CITI is monitoring US tariff developments, warning that potential zero reciprocal tariffs for Bangladesh could intensify competition in India's largest export market.

The tariff gap has narrowed from 2 per cent to 1 per cent, a concern in a low-margin sector.

The proposed US–Bangladesh agreement may also hurt India's cotton yarn exports to Bangladesh, increasing competitive pressure.

The Confederation of Indian Textile Industry (CITI) is closely monitoring developments related to US tariffs on various countries and their potential impact on textile and apparel exports to the world’s largest economy, chairman Ashwin Chandran has said.

While CITI is awaiting clarity on the mechanism to be put in place by the US, “that will allow for certain textile and apparel goods from Bangladesh to receive a zero reciprocal tariff rate”, it acknowledges that this opens a fresh challenge for India’s textiles and apparel exporters, for whom the United States is their single-largest market.

This challenge is two-fold.
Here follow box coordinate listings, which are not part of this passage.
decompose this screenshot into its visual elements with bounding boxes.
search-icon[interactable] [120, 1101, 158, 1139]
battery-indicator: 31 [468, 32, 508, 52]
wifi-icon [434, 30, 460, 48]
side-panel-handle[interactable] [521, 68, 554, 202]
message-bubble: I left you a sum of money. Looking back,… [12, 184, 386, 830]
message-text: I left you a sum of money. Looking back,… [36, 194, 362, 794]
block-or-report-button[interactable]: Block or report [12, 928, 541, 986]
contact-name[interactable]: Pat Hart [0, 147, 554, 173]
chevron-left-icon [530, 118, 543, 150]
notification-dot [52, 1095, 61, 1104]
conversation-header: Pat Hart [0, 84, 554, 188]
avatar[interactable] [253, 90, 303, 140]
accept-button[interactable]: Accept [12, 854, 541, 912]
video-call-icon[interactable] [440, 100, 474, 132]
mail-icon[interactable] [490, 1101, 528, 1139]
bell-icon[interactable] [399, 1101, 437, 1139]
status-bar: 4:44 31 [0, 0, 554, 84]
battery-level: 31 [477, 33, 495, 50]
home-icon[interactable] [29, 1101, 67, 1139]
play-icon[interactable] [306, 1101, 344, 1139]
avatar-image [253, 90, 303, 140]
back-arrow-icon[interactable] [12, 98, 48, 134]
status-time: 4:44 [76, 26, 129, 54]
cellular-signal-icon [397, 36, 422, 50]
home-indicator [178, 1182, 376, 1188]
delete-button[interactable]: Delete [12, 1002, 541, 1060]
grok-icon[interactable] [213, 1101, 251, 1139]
First, the tariff differential between India and Bangladesh has halved from 2 per cent to 1 per cent, which is a matter of concern in a sector with narrow profit margins. Secondly, the US–Bangladesh Agreement on Reciprocal Trade could likely adversely affect India’s cotton yarn exports to Bangladesh, Chandran said in a press release.

Bangladesh is already among the leading exporters of textiles and apparel to the United States, alongside China, Vietnam, and India. Any additional advantage for Bangladesh could further increase competition for Indian exporters.